Dit vonnis is gewezen door:
mr. C. Vogtschmidt, voorzitter,
en mrs. K. Bakker en P.E. van Althuis, rechters,
in tegenwoordigheid van mr. J. van Biert, griffier,
en uitgesproken op de openbare terechtzitting van deze rechtbank op de datum die in de kop van dit vonnis is vermeld.

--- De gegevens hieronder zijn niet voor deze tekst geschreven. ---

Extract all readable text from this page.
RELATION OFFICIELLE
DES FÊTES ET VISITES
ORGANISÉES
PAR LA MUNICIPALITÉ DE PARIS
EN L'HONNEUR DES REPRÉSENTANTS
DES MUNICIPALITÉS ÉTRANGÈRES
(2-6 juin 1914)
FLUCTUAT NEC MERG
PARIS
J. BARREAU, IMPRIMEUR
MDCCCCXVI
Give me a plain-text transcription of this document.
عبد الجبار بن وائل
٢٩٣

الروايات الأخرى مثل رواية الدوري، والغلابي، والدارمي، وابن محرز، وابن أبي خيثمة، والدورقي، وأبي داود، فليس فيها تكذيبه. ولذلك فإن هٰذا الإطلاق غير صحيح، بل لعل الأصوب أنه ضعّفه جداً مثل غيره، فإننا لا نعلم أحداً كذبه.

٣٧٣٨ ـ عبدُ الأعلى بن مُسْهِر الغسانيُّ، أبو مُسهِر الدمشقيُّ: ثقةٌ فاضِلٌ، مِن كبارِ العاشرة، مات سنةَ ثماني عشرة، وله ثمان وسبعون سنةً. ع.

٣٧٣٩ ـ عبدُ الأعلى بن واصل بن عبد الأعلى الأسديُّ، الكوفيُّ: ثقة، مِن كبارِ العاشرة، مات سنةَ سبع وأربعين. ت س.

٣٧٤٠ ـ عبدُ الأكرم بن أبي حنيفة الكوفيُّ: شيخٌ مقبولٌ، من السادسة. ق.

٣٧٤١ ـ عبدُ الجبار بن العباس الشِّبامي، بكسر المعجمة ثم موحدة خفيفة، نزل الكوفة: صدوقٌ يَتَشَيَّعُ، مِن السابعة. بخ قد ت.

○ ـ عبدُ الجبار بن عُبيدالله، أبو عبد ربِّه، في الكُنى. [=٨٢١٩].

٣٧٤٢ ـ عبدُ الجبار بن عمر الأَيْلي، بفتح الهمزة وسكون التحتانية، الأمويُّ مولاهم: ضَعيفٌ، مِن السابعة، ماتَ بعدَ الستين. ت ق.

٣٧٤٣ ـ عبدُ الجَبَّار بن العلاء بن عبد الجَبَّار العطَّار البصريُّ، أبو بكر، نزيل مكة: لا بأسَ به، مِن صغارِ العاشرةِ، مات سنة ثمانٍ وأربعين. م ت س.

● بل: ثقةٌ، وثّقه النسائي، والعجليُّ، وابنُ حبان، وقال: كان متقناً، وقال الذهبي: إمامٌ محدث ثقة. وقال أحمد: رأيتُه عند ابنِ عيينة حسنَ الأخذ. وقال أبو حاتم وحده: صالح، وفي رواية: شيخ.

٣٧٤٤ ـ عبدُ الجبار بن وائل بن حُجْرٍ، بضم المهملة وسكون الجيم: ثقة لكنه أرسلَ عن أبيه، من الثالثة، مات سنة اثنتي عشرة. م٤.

De oudste rechter en de jongste rechter zijn buiten staat dit vonnis mede te ondertekenen.
Bijlage I
Tekst tenlastelegging
Aan de verdachte wordt ten laste gelegd dat
1
hij op of omstreeks 16 april 2021 te Rotterdam
ter uitvoering van het door verdachte voorgenomen misdrijf om opzettelijk een politieambtenaar, te weten [naam slachtoffer] , opsporingsambtenaar van politie Eenheid Rotterdam van het leven te beroven, gedurende of ter zake van de rechtmatige uitoefening van diens functie, met dat opzet met een personenauto met hoge snelheid op die [naam slachtoffer] (die zich op dat moment op de rijbaan van de Noordschans bevond en hem, verdachte, een stopteken gaf) is ingereden, terwijl de uitvoering van dat voorgenomen misdrijf niet is voltooid;
subsidiair althans, indien het vorenstaande niet tot een veroordeling mocht of zou kunnen leiden:
hij op of omstreeks 16 april 2021 te Rotterdam
ter uitvoering van het door verdachte voorgenomen misdrijf om opzettelijk aan een politieambtenaar, te weten [naam slachtoffer] , opsporingsambtenaar van politie Eenheid Rotterdam, zwaar lichamelijk letsel toe te brengen, gedurende of ter zake van de rechtmatige uitoefening van diens functie
met dat opzet met een personenauto met hoge snelheid op die [naam slachtoffer] (die zich op dat moment op de rijbaan van de Noordschans bevond en hem, verdachte, een stopteken gaf) is ingereden, terwijl de uitvoering van dat voorgenomen misdrijf niet is voltooid;
meer subsidiair althans, indien het vorenstaande niet tot een veroordeling mocht of zou kunnen leiden:
hij op of omstreeks 16 april 2021 te Rotterdam
een politieambtenaar, te weten [naam slachtoffer] , opsporingsambtenaar van politie Eenheid Rotterdam heeft bedreigd met enig misdrijf tegen het leven gericht en/of met zware mishandeling, door met een personenauto met hoge snelheid op die [naam slachtoffer] (die zich op dat moment op de rijbaan van de Noordschans bevond en hem, verdachte, een stopteken gaf) in te rijden;
2
hij op of omstreeks 16 april 2021 te Rotterdam als bestuurder van een motorrijtuig (personenauto) heeft gereden op de weg, de Noordschans, zonder dat aan hem door de daartoe bevoegde autoriteit, als bedoeld in artikel 116 lid 1 van de Wegenverkeerswet 1994 een rijbewijs was afgegeven voor de categorie van motorrijtuigen, waartoe dat motorrijtuig behoorde.